Tuesday, April 11, 2006

From MJS at Corrente

#1: the Egg is Democracy, the Rabbit is Fate, the Man is Leo Strauss and George W. Bush is the Little Girl?her pale dress is a vestige of The Old Morality. The Man told the Little Girl fanciful stories of Power, Treasures and a World that Was Hers for the Taking. Having stolen the Blue Egg, the Little Girl is dragged along by the theories of Strauss which take her only so far before they are overcome by the Reality of Fate. All the theoretical Straussian cant will not protect you from What Is. Bush got to carry the Blue Egg for about a minute and a half, but illegitimately. The Egg will be lost. He will cry and moan, and talk about Jesus; Strauss will find a new little girl to play with. And Jesus? He and Judas rule the antiquities market..."

Monday, April 10, 2006

looks like we just got our first comment spam. There is some way to delete them, working....
Haaretz is an Israeli newspaper that was suggested to my by Maya. I wanted to see what was being said about Iran...

Haaretz - Israel News - The Iranian clock:

The two gears that are turning the Iranian clock are described by an experienced administration assessor. The first: What will come more quickly - the nuclear capability or the democratic revolution? And the second: If the nuclear move is stopped by a military action, will this accelerate the process of democratization in the country or will it set it back by igniting a new explosion of deadly hostility?

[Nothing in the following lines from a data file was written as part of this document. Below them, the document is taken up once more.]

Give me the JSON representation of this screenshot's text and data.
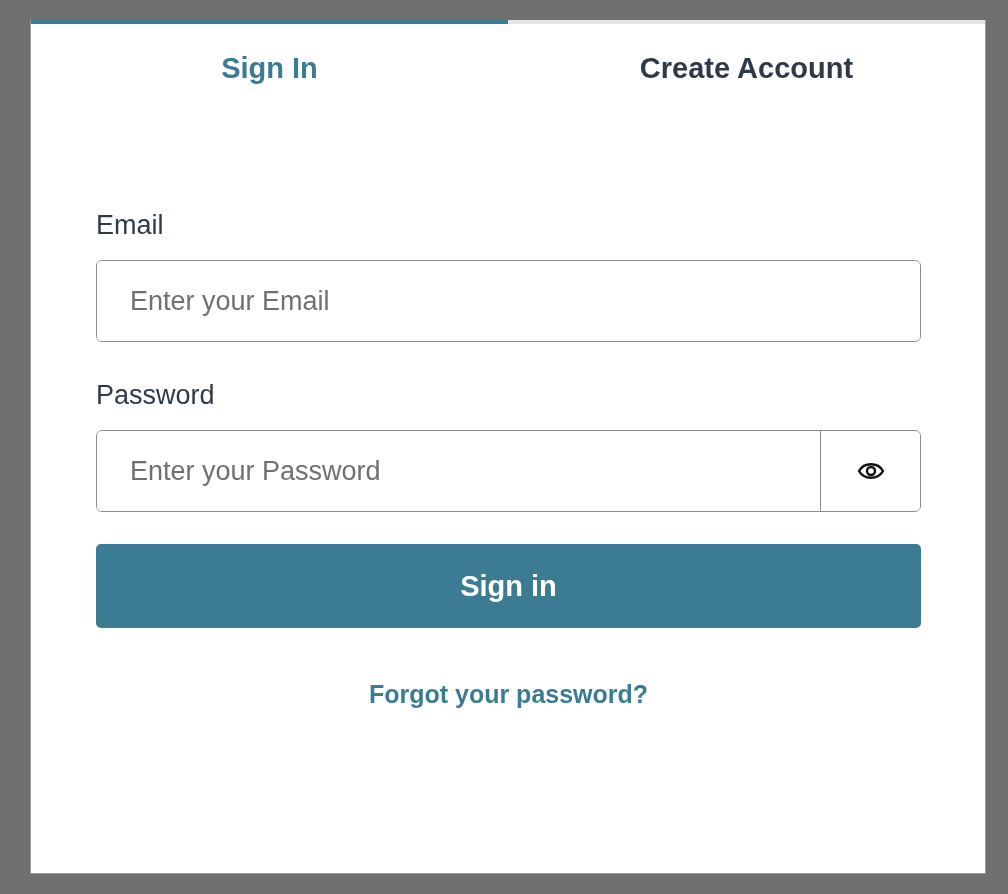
{
  "tabs": [
    {
      "label": "Sign In",
      "selected": true
    },
    {
      "label": "Create Account",
      "selected": false
    }
  ],
  "form": {
    "fields": [
      {
        "label": "Email",
        "placeholder": "Enter your Email",
        "kind": "text"
      },
      {
        "label": "Password",
        "placeholder": "Enter your Password",
        "kind": "password"
      }
    ],
    "submit": "Sign in",
    "forgot_link": "Forgot your password?"
  }
}
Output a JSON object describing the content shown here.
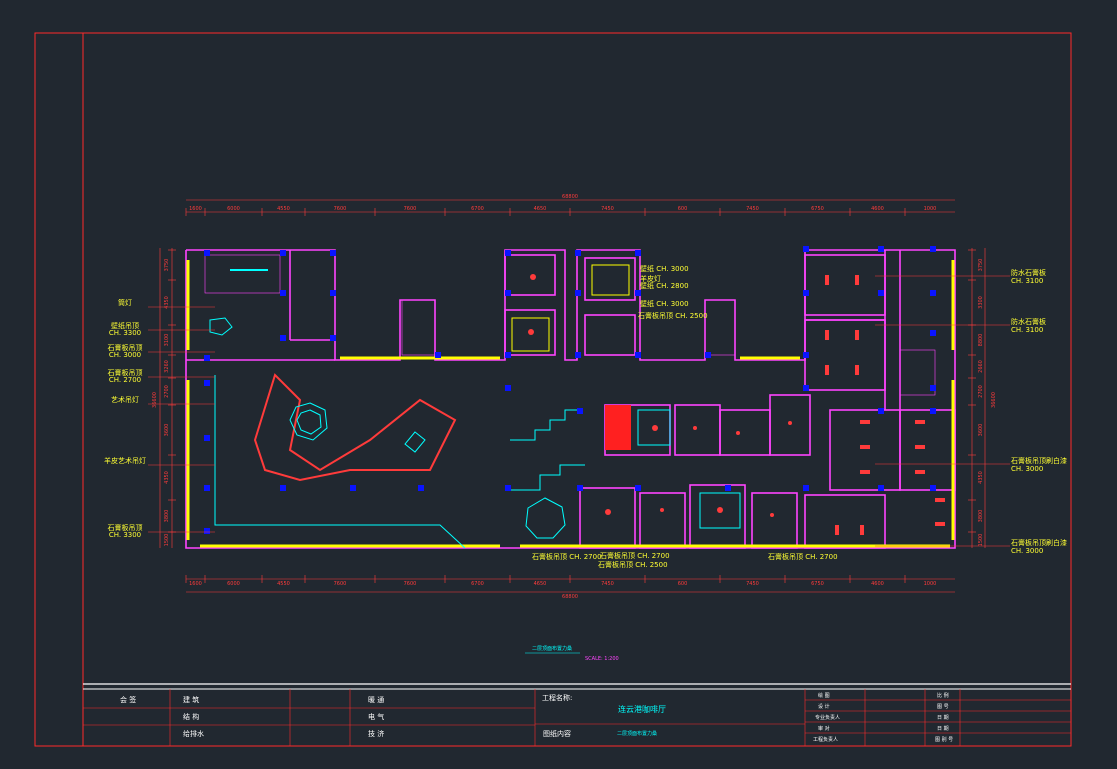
{
  "colors": {
    "background": "#212830",
    "frame": "#ff2a2a",
    "wall": "#ff44ff",
    "column": "#0a14ff",
    "window": "#ffff00",
    "accent": "#00ffff",
    "dimension": "#ff3b3b",
    "label": "#ffff33",
    "titleblock_text": "#ffffff"
  },
  "drawing": {
    "scale_title": "二层顶面布置力桑",
    "scale_text": "SCALE:  1:200",
    "dims_top": [
      "1600",
      "6000",
      "4550",
      "7600",
      "7600",
      "6700",
      "4650",
      "7450",
      "600",
      "7450",
      "6750",
      "4600",
      "1000"
    ],
    "dims_total_top": "68800",
    "dims_bottom": [
      "1600",
      "6000",
      "4550",
      "7600",
      "7600",
      "6700",
      "4650",
      "7450",
      "600",
      "7450",
      "6750",
      "4600",
      "1000"
    ],
    "dims_total_bottom": "68800",
    "dims_left": [
      "3750",
      "4350",
      "3100",
      "3260",
      "2700",
      "3600",
      "4350",
      "3800",
      "1500"
    ],
    "dims_left_total": "36600",
    "dims_right": [
      "3750",
      "3300",
      "8800",
      "2660",
      "2700",
      "3600",
      "4350",
      "3800",
      "1500"
    ],
    "dims_right_total": "36600",
    "left_labels": [
      {
        "line1": "筒灯",
        "line2": ""
      },
      {
        "line1": "壁纸吊顶",
        "line2": "CH. 3300"
      },
      {
        "line1": "石膏板吊顶",
        "line2": "CH. 3000"
      },
      {
        "line1": "石膏板吊顶",
        "line2": "CH. 2700"
      },
      {
        "line1": "艺术吊灯",
        "line2": ""
      },
      {
        "line1": "羊皮艺术吊灯",
        "line2": ""
      },
      {
        "line1": "石膏板吊顶",
        "line2": "CH. 3300"
      }
    ],
    "center_labels": [
      {
        "line1": "壁纸",
        "line2": "CH. 3000"
      },
      {
        "line1": "羊皮灯",
        "line2": ""
      },
      {
        "line1": "壁纸",
        "line2": "CH. 2800"
      },
      {
        "line1": "壁纸",
        "line2": "CH. 3000"
      },
      {
        "line1": "石膏板吊顶",
        "line2": "CH. 2500"
      }
    ],
    "right_labels": [
      {
        "line1": "防水石膏板",
        "line2": "CH. 3100"
      },
      {
        "line1": "防水石膏板",
        "line2": "CH. 3100"
      },
      {
        "line1": "石膏板吊顶刷白漆",
        "line2": "CH. 3000"
      },
      {
        "line1": "石膏板吊顶刷白漆",
        "line2": "CH. 3000"
      }
    ],
    "bottom_labels": [
      {
        "text": "石膏板吊顶  CH. 2700"
      },
      {
        "text": "石膏板吊顶  CH. 2700"
      },
      {
        "text": "石膏板吊顶  CH. 2500"
      },
      {
        "text": "石膏板吊顶  CH. 2700"
      }
    ]
  },
  "titleblock": {
    "sign_label": "会 签",
    "disciplines_left": [
      "建 筑",
      "结 构",
      "给排水"
    ],
    "disciplines_mid": [
      "暖 通",
      "电 气",
      "技 济"
    ],
    "project_label": "工程名称:",
    "project_name": "连云港咖啡厅",
    "content_label": "图纸内容",
    "content_value": "二层顶面布置力桑",
    "roles": [
      "绘 图",
      "设 计",
      "专业负责人",
      "审 对",
      "工程负责人"
    ],
    "meta_labels": [
      "比 例",
      "图 号",
      "日 期",
      "日 期",
      "图 别 号"
    ]
  }
}
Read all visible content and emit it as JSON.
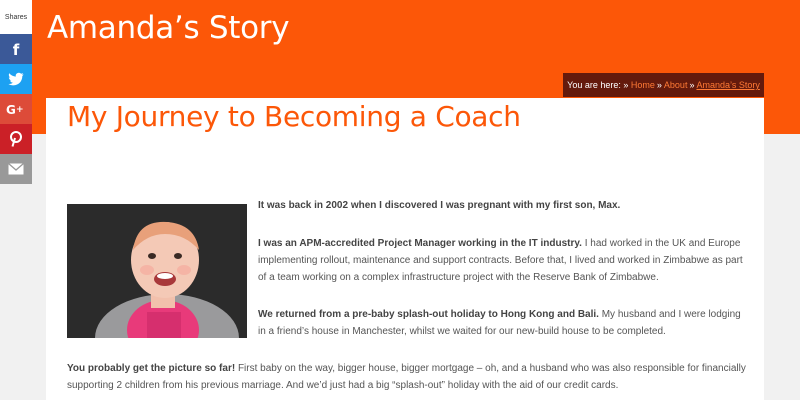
{
  "header": {
    "site_title": "Amanda’s Story"
  },
  "breadcrumb": {
    "prefix": "You are here: »",
    "items": [
      "Home",
      "About",
      "Amanda’s Story"
    ],
    "separator": "»"
  },
  "share": {
    "label": "Shares",
    "buttons": [
      {
        "name": "facebook",
        "icon": "facebook-icon",
        "color": "#3b5998"
      },
      {
        "name": "twitter",
        "icon": "twitter-icon",
        "color": "#1da1f2"
      },
      {
        "name": "google-plus",
        "icon": "google-plus-icon",
        "color": "#dd4b39"
      },
      {
        "name": "pinterest",
        "icon": "pinterest-icon",
        "color": "#cb2027"
      },
      {
        "name": "email",
        "icon": "mail-icon",
        "color": "#999999"
      }
    ]
  },
  "page": {
    "title": "My Journey to Becoming a Coach"
  },
  "article": {
    "p1_bold": "It was back in 2002 when I discovered I was pregnant with my first son, Max.",
    "p2_bold": "I was an APM-accredited Project Manager working in the IT industry.",
    "p2_text": " I had worked in the UK and Europe implementing rollout, maintenance and support contracts. Before that, I lived and worked in Zimbabwe as part of a team working on a complex infrastructure project with the Reserve Bank of Zimbabwe.",
    "p3_bold": "We returned from a pre-baby splash-out holiday to Hong Kong and Bali.",
    "p3_text": " My husband and I were lodging in a friend’s house in Manchester, whilst we waited for our new-build house to be completed.",
    "p4_bold": "You probably get the picture so far!",
    "p4_text": "  First baby on the way, bigger house, bigger mortgage – oh, and a husband who was also responsible for financially supporting 2 children from his previous marriage. And we’d just had a big “splash-out” holiday with the aid of our credit cards."
  },
  "colors": {
    "brand_orange": "#fc5708",
    "breadcrumb_bg": "#641a0c",
    "link": "#ff7a35"
  }
}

"Brigadier General Mark Kimmet, who has one star on his lapel and whose position is 'deputy director of plans and policy' at the Central Command, is one of the busiest briefers, and also one of the most experienced, in the U.S. army. He carefully weighs his answer to a question about a military option in Iran - especially at a time when the command is so busy with the ever-increasing problems in Iraq: We hope, he says, that a diplomatic process will solve the problem. This is the best, most desirable way to deal with it. However, he continues, if there is 'any country' that believes that the problems in Iraq will prevent us from carrying out other missions that will be delegated to us, it is not calculating its steps correctly.

The answer to the wrong question is immediately obvious: There is a military option in Iran. The means exist, and so do plans. A possibility of failure also always exists. Hitting the nuclear installations is an option; and even if this does not destroy them, it will cause damage, which will delay Iran for many years. "
Haaretz - Israel News: "LUXEMBOURG - European foreign ministers will review options on Monday for possible restrictive measures against Iran, including eventual financial sanctions, if Tehran continues to defy calls to halt sensitive nuclear activity.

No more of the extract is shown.